中小企業診断士として多くのAI・DX導入支援を行ってきた経験から、無理なく成果を出す4ステップを解説します。
この記事の要点
- 棚卸し→1テーマ試行→社内展開→専門ツールの順で進める
- 最初のツールはChatGPT・Claudeの有料版(月額約3,000円)で十分
- 「ツールから入る」「効果測定しない」が失敗の主因
ステップ1:まず「業務の棚卸し」から始める
AIを入れる前に「どの業務に使えるか」を整理し、まず1つに絞ります。
- 繰り返し発生する定型業務(メール返信・日報等)
- 時間がかかりすぎる業務(資料作成・議事録等)
ステップ2:小さく始めて成功体験を作る
ChatGPT・Claudeの有料版(月額約3,000円)を1〜2名分契約し、1テーマで2週間試して削減時間を記録します。
ステップ3:活用範囲を広げ、ルールを整備する
テーマを3〜5つに拡大し全社へ展開します。
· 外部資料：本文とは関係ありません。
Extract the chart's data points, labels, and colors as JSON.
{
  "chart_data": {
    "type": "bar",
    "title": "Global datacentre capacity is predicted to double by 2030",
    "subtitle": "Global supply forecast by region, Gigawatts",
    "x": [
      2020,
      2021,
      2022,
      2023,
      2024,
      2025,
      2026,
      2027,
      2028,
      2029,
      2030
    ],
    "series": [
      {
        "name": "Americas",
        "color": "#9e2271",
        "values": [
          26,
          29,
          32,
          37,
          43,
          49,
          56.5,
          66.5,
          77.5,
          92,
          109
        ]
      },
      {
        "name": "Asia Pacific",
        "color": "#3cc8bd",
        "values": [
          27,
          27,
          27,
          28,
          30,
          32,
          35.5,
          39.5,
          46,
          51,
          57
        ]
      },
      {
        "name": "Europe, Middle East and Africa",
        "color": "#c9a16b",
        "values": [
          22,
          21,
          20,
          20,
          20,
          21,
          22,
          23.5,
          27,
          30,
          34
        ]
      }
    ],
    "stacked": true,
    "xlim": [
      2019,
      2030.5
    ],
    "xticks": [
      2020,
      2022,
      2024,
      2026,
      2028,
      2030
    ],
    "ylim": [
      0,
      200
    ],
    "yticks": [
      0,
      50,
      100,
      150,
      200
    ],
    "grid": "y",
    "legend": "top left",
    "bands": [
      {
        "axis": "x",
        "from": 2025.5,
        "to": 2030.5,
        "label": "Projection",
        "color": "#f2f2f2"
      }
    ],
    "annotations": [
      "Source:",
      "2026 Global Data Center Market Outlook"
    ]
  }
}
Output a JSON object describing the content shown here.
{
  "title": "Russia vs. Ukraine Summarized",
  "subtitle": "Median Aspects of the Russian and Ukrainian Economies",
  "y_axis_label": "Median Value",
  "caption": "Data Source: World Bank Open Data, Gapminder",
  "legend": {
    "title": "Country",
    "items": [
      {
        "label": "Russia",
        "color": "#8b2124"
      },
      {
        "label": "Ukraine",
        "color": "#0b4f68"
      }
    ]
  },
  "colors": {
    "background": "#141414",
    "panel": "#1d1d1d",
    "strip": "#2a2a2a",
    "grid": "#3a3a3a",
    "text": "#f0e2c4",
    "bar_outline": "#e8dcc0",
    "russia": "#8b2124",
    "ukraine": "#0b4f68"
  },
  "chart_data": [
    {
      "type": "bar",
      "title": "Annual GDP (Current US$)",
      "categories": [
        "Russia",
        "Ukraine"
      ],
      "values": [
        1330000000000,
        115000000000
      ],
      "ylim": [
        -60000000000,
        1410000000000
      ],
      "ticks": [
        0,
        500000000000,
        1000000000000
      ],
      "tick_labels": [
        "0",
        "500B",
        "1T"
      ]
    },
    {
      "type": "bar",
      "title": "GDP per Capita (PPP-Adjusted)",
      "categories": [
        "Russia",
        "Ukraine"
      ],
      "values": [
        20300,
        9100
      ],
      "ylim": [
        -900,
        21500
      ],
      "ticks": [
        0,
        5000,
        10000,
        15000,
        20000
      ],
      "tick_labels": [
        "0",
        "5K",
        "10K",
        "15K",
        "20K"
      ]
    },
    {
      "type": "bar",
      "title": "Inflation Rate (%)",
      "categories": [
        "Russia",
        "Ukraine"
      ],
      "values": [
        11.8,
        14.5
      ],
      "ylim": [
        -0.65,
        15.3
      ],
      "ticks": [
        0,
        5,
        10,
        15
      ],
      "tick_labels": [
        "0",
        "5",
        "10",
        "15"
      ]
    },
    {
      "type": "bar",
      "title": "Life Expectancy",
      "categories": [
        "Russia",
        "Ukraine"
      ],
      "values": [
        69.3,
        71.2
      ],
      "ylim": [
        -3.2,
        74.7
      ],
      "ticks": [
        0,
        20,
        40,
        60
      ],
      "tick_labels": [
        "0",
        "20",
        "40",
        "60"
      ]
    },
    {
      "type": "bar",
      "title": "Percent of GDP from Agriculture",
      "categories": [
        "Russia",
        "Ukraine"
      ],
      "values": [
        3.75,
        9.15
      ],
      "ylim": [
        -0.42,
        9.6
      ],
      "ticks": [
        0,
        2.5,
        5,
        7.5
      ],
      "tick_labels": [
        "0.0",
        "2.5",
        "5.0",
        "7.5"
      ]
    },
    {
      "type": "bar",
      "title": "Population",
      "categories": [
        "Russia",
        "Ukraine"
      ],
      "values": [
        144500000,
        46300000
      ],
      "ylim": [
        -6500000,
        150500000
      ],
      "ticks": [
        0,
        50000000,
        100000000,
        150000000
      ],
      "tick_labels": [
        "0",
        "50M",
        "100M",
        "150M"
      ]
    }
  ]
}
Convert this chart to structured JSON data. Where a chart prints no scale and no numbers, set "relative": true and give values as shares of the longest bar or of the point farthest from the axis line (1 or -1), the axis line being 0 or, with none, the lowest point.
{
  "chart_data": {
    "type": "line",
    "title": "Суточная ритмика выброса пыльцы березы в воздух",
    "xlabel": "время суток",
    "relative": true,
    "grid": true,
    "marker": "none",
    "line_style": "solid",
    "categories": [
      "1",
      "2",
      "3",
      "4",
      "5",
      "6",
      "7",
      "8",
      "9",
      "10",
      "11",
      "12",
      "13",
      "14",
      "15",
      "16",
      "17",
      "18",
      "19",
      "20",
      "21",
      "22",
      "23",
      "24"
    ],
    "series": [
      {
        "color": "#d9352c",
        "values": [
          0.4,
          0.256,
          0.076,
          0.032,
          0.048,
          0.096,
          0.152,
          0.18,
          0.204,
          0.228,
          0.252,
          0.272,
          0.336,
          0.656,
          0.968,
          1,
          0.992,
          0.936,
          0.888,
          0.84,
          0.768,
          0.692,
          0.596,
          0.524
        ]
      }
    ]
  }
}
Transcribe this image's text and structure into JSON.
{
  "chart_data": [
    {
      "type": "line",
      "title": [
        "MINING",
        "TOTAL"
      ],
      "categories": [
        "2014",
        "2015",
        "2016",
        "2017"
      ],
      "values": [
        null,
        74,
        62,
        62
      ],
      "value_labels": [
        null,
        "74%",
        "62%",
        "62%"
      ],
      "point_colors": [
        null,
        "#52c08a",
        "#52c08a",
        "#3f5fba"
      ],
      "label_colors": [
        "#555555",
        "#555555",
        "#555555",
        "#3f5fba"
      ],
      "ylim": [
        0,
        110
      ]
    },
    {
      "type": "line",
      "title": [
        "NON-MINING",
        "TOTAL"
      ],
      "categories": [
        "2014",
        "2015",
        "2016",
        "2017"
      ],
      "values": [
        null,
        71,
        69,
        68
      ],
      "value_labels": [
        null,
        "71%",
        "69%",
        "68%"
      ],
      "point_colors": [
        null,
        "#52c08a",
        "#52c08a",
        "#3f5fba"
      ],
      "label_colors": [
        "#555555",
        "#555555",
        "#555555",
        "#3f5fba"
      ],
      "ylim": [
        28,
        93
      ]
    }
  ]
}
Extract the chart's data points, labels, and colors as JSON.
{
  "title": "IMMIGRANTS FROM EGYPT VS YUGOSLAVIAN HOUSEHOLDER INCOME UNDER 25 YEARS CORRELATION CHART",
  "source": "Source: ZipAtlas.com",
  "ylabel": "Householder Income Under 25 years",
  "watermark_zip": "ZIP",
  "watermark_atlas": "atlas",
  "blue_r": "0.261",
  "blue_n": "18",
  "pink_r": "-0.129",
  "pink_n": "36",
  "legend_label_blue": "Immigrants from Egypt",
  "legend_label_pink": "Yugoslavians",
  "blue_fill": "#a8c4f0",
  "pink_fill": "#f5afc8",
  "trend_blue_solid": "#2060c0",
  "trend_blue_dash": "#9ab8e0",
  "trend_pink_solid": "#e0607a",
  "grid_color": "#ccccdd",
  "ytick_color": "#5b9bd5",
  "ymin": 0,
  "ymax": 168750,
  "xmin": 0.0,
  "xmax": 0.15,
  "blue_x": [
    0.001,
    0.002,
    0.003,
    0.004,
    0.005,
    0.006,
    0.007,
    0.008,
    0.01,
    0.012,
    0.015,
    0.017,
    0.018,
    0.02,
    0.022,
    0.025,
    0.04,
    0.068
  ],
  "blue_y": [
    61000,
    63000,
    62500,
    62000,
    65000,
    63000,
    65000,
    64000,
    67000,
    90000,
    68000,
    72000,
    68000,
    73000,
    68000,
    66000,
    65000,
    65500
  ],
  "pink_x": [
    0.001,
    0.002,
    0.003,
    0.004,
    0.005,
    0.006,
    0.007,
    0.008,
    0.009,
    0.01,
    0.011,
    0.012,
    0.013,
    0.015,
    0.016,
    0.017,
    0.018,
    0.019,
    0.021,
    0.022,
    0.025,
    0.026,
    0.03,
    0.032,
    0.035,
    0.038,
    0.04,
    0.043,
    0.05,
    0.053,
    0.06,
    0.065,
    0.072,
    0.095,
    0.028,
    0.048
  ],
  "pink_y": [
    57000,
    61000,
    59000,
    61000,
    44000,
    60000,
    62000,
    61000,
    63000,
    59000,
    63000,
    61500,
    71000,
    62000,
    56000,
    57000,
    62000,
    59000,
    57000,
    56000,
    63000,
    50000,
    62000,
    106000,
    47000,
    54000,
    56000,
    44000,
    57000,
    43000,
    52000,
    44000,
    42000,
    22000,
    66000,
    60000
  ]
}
入力禁止情報・出力確認手順・承認ツールリストも整備します。
ステップ4:専門ツールの検討
| ツール例 | 用途 |
|---|---|
| チャットbot | 問い合わせの一次対応自動化 |
| 業務システム連携 | kintone×AIの自動化フロー |
よくある失敗パターン
- ツールから入る:業務の棚卸しなしに導入しても使われない
- 効果測定をしない:導入前後の時間・コストを数字で記録する
まとめ
- 棚卸し→1テーマ試行→社内展開→専門ツールの順で進める
- 月額数千円から始め、効果を確認してから広げる
よくある質問
Q. AI導入に使える補助金はありますか?
A. IT導入補助金(デジタル化基盤導入枠)等でAIツール対応のものがあります。商工会議所で最新情報を確認してください。
Q. 社員がAIを怖がって使いたがりません。どうすればいいですか?
A. 「AIは補助ツールで判断するのは人間」という方針を経営者が明示することで、抵抗感は薄れます。